The most significant debut is Oaktree Capital Management, which is considered a gauge for the highly anticipated IPO from Washington D.C.-based private-equity company Carlyle Group later this quarter.
"Oaktree is going to be a litmus test for other such offerings, most notably Carlyle," said David Menlow, president of research firm IPO Financial. "If market sentiment is not up to snuff and the deal falters, it will have been the sacrificial lamb and will cause other offerings in the space to reconfigure their deals."
Oaktree, which had roughly $75 billion in assets under management at the end of 2011, expects an offering of 11.3 million Class A shares to be priced between $43 and $46 a piece.
Tha pricing would raise between $450 million and $500 million for Oaktree, which sold nearly a third of the firm in two private placements, the first in 2004 and the second in 2007.

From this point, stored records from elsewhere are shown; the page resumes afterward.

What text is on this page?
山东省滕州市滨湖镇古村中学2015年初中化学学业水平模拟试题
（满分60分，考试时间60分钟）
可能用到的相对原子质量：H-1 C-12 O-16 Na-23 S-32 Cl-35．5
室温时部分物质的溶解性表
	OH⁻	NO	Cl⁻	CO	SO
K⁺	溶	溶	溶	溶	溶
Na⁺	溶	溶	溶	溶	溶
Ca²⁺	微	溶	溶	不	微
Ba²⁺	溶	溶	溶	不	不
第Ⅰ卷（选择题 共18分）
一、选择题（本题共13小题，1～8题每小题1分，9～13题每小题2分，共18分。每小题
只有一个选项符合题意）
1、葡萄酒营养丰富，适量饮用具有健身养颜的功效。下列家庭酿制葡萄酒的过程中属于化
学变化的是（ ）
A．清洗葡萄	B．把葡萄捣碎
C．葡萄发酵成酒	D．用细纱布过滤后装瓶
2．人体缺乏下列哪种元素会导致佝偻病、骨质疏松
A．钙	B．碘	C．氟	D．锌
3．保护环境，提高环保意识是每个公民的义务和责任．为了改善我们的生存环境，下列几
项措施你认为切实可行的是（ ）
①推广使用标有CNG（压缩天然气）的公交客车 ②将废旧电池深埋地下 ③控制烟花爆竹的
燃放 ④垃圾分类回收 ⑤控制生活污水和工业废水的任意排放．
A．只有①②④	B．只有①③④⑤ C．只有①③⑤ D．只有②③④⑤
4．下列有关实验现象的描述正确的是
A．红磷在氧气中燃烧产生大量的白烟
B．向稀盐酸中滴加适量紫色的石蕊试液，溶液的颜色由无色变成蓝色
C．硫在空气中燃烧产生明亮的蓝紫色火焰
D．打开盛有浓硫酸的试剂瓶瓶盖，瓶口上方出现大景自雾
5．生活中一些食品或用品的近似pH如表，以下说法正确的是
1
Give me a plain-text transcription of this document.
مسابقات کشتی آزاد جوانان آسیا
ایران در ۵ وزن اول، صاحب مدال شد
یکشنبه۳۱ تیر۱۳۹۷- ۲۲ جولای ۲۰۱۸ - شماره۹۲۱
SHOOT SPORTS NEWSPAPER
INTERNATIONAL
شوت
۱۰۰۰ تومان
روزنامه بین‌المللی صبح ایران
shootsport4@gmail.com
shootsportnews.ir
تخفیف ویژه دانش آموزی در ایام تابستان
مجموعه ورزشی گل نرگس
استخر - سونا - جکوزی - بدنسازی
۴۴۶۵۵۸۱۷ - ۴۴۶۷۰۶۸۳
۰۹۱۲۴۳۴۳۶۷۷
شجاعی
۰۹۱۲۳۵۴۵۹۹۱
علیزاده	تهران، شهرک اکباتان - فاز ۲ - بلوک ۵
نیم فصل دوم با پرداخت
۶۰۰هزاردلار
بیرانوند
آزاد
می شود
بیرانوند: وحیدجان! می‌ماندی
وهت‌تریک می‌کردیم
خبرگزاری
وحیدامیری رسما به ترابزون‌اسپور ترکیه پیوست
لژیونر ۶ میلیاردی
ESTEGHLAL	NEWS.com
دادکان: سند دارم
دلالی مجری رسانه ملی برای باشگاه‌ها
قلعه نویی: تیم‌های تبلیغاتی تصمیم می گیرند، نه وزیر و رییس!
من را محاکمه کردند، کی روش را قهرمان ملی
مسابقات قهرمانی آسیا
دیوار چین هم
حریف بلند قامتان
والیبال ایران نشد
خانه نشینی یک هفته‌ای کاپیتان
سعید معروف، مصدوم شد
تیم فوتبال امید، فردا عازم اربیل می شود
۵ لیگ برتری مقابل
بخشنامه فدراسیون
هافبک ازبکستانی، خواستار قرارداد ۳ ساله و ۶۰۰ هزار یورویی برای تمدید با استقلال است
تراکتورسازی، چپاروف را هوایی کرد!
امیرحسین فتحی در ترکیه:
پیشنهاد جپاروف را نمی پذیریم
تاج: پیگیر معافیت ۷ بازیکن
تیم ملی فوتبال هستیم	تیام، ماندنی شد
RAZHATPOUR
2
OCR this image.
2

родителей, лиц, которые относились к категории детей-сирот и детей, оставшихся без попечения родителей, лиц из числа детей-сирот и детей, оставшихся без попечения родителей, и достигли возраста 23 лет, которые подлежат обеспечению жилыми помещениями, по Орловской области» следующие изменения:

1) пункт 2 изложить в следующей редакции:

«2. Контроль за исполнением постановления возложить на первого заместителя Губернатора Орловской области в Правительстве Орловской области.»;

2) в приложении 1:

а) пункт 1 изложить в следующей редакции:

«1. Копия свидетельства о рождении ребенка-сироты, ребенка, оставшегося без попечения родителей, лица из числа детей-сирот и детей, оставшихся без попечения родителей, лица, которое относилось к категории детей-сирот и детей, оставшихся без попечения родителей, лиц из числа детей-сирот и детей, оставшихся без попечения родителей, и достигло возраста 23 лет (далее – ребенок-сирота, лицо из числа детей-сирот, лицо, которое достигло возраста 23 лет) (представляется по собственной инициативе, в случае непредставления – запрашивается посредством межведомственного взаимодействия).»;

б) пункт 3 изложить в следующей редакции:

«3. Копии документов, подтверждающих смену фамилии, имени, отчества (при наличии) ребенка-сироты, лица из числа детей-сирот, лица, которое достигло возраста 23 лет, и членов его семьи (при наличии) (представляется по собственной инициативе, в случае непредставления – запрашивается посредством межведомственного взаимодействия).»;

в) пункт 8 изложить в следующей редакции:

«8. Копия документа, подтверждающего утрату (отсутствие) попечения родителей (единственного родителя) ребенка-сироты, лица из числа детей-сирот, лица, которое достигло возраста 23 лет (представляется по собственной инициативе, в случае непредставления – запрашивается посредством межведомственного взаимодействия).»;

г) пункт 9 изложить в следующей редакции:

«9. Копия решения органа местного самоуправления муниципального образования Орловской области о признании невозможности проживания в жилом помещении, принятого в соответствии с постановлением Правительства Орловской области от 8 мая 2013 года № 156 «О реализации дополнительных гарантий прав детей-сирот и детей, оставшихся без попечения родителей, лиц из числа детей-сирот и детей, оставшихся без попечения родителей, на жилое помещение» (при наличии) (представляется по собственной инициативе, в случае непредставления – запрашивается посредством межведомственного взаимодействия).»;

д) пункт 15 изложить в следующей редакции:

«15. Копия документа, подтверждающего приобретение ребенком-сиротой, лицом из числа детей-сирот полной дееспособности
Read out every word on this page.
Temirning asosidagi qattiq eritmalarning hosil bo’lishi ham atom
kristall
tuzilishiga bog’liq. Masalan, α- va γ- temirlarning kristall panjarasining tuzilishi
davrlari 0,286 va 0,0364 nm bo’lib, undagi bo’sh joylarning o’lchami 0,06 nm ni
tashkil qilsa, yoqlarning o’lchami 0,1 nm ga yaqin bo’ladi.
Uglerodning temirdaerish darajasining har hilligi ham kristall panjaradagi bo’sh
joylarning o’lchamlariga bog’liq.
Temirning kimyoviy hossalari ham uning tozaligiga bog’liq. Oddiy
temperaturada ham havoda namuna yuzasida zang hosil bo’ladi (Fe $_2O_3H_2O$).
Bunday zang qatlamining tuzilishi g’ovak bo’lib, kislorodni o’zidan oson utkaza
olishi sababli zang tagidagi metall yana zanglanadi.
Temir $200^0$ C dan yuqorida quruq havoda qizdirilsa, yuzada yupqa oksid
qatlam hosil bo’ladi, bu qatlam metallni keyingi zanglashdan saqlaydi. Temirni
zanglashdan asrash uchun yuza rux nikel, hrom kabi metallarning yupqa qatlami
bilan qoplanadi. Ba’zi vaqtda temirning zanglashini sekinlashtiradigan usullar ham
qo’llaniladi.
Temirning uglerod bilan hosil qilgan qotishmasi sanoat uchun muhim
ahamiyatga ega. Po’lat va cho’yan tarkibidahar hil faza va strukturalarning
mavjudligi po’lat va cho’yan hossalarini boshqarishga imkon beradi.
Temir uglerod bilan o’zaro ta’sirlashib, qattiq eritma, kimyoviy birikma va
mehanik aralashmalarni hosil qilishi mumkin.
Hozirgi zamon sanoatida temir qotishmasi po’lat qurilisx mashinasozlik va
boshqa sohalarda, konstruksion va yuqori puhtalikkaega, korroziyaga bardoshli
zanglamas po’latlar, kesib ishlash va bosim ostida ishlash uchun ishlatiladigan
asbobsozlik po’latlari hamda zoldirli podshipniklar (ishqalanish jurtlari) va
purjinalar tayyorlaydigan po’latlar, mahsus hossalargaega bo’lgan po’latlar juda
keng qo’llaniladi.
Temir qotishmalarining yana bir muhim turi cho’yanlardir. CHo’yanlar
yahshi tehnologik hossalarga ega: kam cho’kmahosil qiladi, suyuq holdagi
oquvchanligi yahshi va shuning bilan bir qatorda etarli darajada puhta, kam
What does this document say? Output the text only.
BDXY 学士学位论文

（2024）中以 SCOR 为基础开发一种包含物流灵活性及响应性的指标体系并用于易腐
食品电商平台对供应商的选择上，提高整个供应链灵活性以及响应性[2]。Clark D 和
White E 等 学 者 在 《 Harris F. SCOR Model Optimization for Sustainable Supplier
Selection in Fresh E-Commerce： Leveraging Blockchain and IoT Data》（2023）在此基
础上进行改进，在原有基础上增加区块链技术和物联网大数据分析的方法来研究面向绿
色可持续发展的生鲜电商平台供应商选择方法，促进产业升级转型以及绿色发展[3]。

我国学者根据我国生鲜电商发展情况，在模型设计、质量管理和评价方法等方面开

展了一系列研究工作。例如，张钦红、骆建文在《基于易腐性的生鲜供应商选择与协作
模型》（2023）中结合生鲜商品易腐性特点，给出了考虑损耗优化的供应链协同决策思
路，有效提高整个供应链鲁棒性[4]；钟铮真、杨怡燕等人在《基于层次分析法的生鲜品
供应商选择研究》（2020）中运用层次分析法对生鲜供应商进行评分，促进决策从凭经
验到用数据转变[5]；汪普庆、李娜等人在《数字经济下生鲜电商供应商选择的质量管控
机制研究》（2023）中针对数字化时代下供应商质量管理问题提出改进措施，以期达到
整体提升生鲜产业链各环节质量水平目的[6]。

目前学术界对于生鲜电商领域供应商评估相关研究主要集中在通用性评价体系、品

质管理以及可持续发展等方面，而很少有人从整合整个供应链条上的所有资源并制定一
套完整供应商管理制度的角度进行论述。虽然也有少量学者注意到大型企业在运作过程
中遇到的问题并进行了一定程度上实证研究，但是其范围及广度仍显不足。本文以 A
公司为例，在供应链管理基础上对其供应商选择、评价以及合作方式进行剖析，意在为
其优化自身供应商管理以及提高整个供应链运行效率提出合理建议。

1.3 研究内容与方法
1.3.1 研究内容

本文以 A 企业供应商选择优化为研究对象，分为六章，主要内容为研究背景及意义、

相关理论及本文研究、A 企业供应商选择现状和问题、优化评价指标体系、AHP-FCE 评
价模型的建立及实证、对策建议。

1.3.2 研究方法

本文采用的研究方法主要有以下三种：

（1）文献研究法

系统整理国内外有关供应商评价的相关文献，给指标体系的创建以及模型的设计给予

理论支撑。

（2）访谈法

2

The Carlyle Group purports to raise a mere $100 million in its IPO. In 2001 Carlyle sold a 5.5% equity stake to CalPERS, a huge pension fund, for $175 million. It later did two deals with Mubadala Development Corporation, a United Arab Emirates sovereign wealth fund. In 2007 Carlyle sold a 7.5% stake to an affiliate of Mubadala Development Co. for $1.35 billion in cash.
Carlyle's latest S-1/A implied Carlyle might sell 10% of the firm. That's well above $100 million based on prior CalPERS and Mubadala deals. Carlyle's co-founders want to liquefy, i.e. cash in.
Oaktree's looming IPO puts Carlyle in a good position:
"If market sentiment is not up to snuff and the deal falters, it will have been the sacrificial lamb and will cause other offerings in the space to reconfigure their deals."Will Carlyle have to reconfigure? Only twenty-one investment banks know for sure.